Dokumen PBB yang berjudul 'COVID-19: Pertimbangan untuk Anak-anak dan Orang Dewasa Penyandang Disabilitas' membahas sejumlah isu. Isu-isu tersebut termasuk akses terhadap informasi, air, sanitasi, kebersihan, perawatan kesehatan, pendidikan, perlindungan anak, kesehatan mental, dan lain sebagainya.

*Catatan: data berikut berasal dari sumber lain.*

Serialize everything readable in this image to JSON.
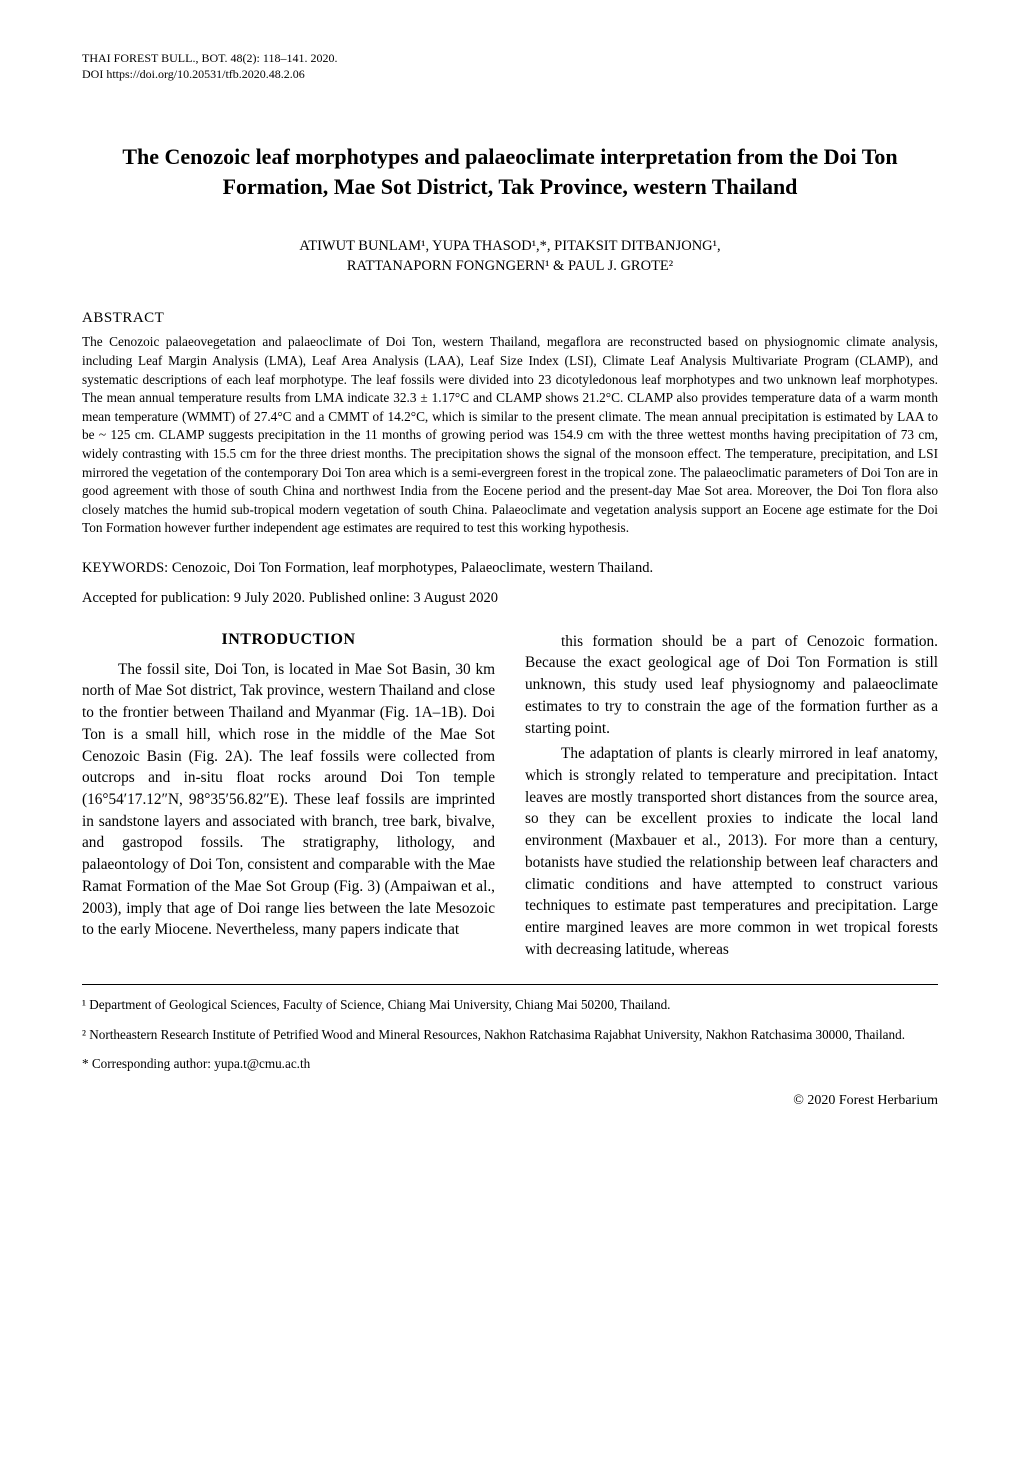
{
  "runningHead": {
    "journal": "THAI FOREST BULL., BOT. 48(2): 118–141. 2020.",
    "doi": "DOI  https://doi.org/10.20531/tfb.2020.48.2.06"
  },
  "title": "The Cenozoic leaf morphotypes and palaeoclimate interpretation from the Doi Ton Formation, Mae Sot District, Tak Province, western Thailand",
  "authorsLine1": "ATIWUT BUNLAM¹, YUPA THASOD¹,*, PITAKSIT DITBANJONG¹,",
  "authorsLine2": "RATTANAPORN FONGNGERN¹ & PAUL J. GROTE²",
  "abstractHeading": "ABSTRACT",
  "abstractBody": "The Cenozoic palaeovegetation and palaeoclimate of Doi Ton, western Thailand, megaflora are reconstructed based on physiognomic climate analysis, including Leaf Margin Analysis (LMA), Leaf Area Analysis (LAA), Leaf Size Index (LSI), Climate Leaf Analysis Multivariate Program (CLAMP), and systematic descriptions of each leaf morphotype. The leaf fossils were divided into 23 dicotyledonous leaf morphotypes and two unknown leaf morphotypes. The mean annual temperature results from LMA indicate 32.3 ± 1.17°C and CLAMP shows 21.2°C. CLAMP also provides temperature data of a warm month mean temperature (WMMT) of 27.4°C and a CMMT of 14.2°C, which is similar to the present climate. The mean annual precipitation is estimated by LAA to be ~ 125 cm. CLAMP suggests precipitation in the 11 months of growing period was 154.9 cm with the three wettest months having precipitation of 73 cm, widely contrasting with 15.5 cm for the three driest months. The precipitation shows the signal of the monsoon effect. The temperature, precipitation, and LSI mirrored the vegetation of the contemporary Doi Ton area which is a semi-evergreen forest in the tropical zone. The palaeoclimatic parameters of Doi Ton are in good agreement with those of south China and northwest India from the Eocene period and the present-day Mae Sot area. Moreover, the Doi Ton flora also closely matches the humid sub-tropical modern vegetation of south China. Palaeoclimate and vegetation analysis support an Eocene age estimate for the Doi Ton Formation however further independent age estimates are required to test this working hypothesis.",
  "keywordsLabel": "KEYWORDS: ",
  "keywordsText": "Cenozoic, Doi Ton Formation, leaf morphotypes, Palaeoclimate, western Thailand.",
  "acceptedLine": "Accepted for publication: 9 July 2020. Published online: 3 August 2020",
  "introductionHeading": "INTRODUCTION",
  "leftPara1": "The fossil site, Doi Ton, is located in Mae Sot Basin, 30 km north of Mae Sot district, Tak province, western Thailand and close to the frontier between Thailand and Myanmar (Fig. 1A–1B). Doi Ton is a small hill, which rose in the middle of the Mae Sot Cenozoic Basin (Fig. 2A). The leaf fossils were collected from outcrops and in-situ float rocks around Doi Ton temple (16°54′17.12″N, 98°35′56.82″E). These leaf fossils are imprinted in sandstone layers and associated with branch, tree bark, bivalve, and gastropod fossils. The stratigraphy, lithology, and palaeontology of Doi Ton, consistent and comparable with the Mae Ramat Formation of the Mae Sot Group (Fig. 3) (Ampaiwan et al., 2003), imply that age of Doi range lies between the late Mesozoic to the early Miocene. Nevertheless, many papers indicate that",
  "rightPara1": "this formation should be a part of Cenozoic formation. Because the exact geological age of Doi Ton Formation is still unknown, this study used leaf physiognomy and palaeoclimate estimates to try to constrain the age of the formation further as a starting point.",
  "rightPara2": "The adaptation of plants is clearly mirrored in leaf anatomy, which is strongly related to temperature and precipitation. Intact leaves are mostly transported short distances from the source area, so they can be excellent proxies to indicate the local land environment (Maxbauer et al., 2013). For more than a century, botanists have studied the relationship between leaf characters and climatic conditions and have attempted to construct various techniques to estimate past temperatures and precipitation. Large entire margined leaves are more common in wet tropical forests with decreasing latitude, whereas",
  "footnote1": "¹ Department of Geological Sciences, Faculty of Science, Chiang Mai University, Chiang Mai 50200, Thailand.",
  "footnote2": "² Northeastern Research Institute of Petrified Wood and Mineral Resources, Nakhon Ratchasima Rajabhat University, Nakhon Ratchasima 30000, Thailand.",
  "footnote3": "* Corresponding author: yupa.t@cmu.ac.th",
  "copyright": "© 2020 Forest Herbarium"
}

Konvensi PBB Tentang Hak-Hak Penyandang Disabilitas

Ilustrasi menulis (Pexels)
 

Konvensi mengenai Hak-Hak Penyandang Disabilitas dan Protokol Opsionalnya (A/RES/61/106) yang diadopsi pada 13 Desember 2006 di New York. Ada 82 pihak yang menandatangani Konvensi, 44 pihak yang menandatangani Protokol Opsional, dan 1 pihak yang meratifikasi Konvensi.

Konvensi ini merupakan perjanjian hak asasi manusia pertama yang dapat ditandatangani oleh organisasi integrasi regional. Konvensi ini merupakan hasil bertujuan mengubah pandangan dan pendekatan terhadap penyandang disabilitas.

Konvensi ini mewakili pergeseran paradigma, mengubah persepsi penyandang disabilitas dari "objek" yang membutuhkan bantuan, perawatan medis, dan perlindungan sosial, menjadi "subjek" yang memiliki hak-hak. Artinya, masyarakat penyandang disabilitas pun dapat menuntut hak-hak ini, membuat keputusan berdasarkan persetujuan yang bebas dan terinformasi, serta berpartisipasi sebagai anggota aktif dalam masyarakat.

Hari Braille Sedunia (un.org)
 




Konvensi ini bertujuan menjadi suatu instrumen hak asasi manusia yang secara eksplisit mencakup dimensi pembangunan sosial. Konvensi ini menegaskan hak bagi semua individu dengan berbagai jenis disabilitas untuk menikmati hak asasi manusia dan kebebasan fundamental.

Konvensi ini memberikan klarifikasi dan kualifikasi terhadap penerapan hak-hak tersebut pada penyandang disabilitas, mengidentifikasi area-area yang memerlukan adaptasi agar hak-hak mereka dapat digunakan secara efektif. Selain itu, konvensi juga menyoroti area-area di mana hak-hak penyandang disabilitas dilanggar, serta memperkuat perlindungan terhadap hak-hak tersebut.

Demikian penjelasan mengenai seluk beluk Hari Braille Sedunia yang meliputi urgensi peringatannya, aksi PBB untuk memenuhi hak para penyandang disabilitas pada masa Pandemi Covid-19 dan konvensi yang memuatnya. Berdasarkan uraian tersebut dapat diketahui masyarakat penyandang disabilitas memerlukan perhatian lebih sehingga memiliki akses terhadap informasi penting terkait kondisi dunia dan aspek kehidupan pada umumnya.

Kondisi dunia tersebut contohnya seperti saat pandemi berlangsung. Sementara pada aspek kehidupan secara umum adalah pendidikan, kesehatan, perlindungan, kebersihan, dan lain sebagainya.

Konvensi tersebut juga lebih reaktif karena melihat masyarakat penyandang bukan sebagai objek, tetapi sebagai subjek. Perubahan orientasi ini berarti bahwa masyarakat disabilitas merupakan pihak yang memiliki hak untuk mengakses berbagai hal sama halnya dengan masyarakat lainnya.